At the time, De La Garza was an understudy to Sean Franklin, who had already impressed by being the first Galaxy player to win the MLS Rookie of the Year. But a midseason hamstring injury to Franklin forced De La Garza to play at the right side of the defensive unit.

It was a role that he would relish. With 1,754 game minutes played at the right back position of Bruce Arena's 4-4-2 formation, De La Garza used his intangibles and acceleration to lead the Galaxy to the MLS Western Conference regular season and playoff crowns and an MLS Cup appearance in his rookie year.

De La Garza earned his first goal in a match against FC Dallas on September 12, 2009. That came two months after recording his first assist in the Galaxy's 1-0 victory over Chivas USA on July 11.

A.J. De La Garza continues to make his presence felt on the defensive back line for the G's. On occasions, he has the skills to do so in less than a minute.

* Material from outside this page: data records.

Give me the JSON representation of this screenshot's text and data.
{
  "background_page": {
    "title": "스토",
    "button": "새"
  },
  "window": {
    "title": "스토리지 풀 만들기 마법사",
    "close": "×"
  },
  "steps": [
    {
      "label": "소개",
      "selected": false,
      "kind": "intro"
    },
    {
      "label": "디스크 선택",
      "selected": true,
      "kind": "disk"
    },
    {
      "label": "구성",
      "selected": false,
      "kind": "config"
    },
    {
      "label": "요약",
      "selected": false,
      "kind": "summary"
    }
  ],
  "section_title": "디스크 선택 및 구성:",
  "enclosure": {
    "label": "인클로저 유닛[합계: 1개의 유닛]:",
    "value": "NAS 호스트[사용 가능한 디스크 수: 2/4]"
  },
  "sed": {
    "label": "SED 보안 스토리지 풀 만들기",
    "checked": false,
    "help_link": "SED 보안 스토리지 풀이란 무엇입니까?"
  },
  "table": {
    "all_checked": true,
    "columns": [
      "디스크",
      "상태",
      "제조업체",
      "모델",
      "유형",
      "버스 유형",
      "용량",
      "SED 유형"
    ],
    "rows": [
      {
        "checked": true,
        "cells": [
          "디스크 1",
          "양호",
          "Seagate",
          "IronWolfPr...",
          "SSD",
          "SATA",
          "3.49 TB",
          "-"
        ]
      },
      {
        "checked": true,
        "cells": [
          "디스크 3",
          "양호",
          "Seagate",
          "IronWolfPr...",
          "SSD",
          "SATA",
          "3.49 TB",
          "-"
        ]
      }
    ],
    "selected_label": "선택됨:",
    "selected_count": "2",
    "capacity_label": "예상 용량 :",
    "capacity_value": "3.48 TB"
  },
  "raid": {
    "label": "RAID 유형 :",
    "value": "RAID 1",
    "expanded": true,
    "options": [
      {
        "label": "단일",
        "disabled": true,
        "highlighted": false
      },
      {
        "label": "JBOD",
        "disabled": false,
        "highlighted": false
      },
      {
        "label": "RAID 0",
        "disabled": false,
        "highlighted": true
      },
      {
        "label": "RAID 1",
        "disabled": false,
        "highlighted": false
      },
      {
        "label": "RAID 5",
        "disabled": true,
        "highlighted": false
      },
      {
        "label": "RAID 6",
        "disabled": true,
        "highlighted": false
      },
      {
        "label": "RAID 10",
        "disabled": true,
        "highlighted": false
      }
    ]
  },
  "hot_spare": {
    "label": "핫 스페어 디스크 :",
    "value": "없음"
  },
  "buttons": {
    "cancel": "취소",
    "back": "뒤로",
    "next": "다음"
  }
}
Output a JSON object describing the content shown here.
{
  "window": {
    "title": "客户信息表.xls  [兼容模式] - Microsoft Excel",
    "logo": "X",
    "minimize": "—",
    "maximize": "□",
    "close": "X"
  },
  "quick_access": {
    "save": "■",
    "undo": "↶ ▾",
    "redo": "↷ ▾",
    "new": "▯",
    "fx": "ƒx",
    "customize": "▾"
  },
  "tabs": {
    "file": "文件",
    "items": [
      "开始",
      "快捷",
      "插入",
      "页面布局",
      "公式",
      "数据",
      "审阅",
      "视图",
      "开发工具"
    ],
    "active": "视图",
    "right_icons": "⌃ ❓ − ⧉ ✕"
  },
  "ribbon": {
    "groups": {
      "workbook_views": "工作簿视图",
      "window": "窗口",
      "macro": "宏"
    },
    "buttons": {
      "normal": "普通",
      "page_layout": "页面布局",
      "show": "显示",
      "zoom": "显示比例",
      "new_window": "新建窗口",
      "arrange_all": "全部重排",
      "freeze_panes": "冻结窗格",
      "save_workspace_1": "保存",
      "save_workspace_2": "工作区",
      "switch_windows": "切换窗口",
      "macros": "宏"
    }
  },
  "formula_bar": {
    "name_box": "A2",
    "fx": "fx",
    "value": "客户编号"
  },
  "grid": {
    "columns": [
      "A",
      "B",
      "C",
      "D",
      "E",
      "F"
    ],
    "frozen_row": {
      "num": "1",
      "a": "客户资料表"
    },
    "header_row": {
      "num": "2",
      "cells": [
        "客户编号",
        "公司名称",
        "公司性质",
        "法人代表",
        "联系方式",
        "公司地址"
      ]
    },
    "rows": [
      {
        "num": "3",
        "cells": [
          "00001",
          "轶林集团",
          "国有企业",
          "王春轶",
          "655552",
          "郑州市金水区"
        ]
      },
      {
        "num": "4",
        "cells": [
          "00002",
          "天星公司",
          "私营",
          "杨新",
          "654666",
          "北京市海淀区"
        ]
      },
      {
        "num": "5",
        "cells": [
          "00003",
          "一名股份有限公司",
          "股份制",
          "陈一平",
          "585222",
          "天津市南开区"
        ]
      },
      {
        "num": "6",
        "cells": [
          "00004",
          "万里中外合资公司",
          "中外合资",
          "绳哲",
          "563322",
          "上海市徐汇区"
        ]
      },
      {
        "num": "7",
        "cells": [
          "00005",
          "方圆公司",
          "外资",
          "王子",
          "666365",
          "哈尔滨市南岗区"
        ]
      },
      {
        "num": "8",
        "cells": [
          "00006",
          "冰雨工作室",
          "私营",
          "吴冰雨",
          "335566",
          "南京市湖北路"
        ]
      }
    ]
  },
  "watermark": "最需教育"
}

Against the Philadelphia Union on May 1, it took just 50 seconds for Edson Buddle to feed the ball inside for De La Garza, whose clinical finish dictated the rest of the 90 minutes for LA.

Whether it's sacrificing his body for a stop, or dispossessing an opposing midfielder or forward on the wing, A.J. De La Garza will stop at nothing to carry his team home to the finish line.

In the game of soccer, size isn't the strongest intangible. Playing the game with a winning mentality is, and the best footballers have this in their blood.

And one of those...dons the No. 20 for the Los Angeles Galaxy.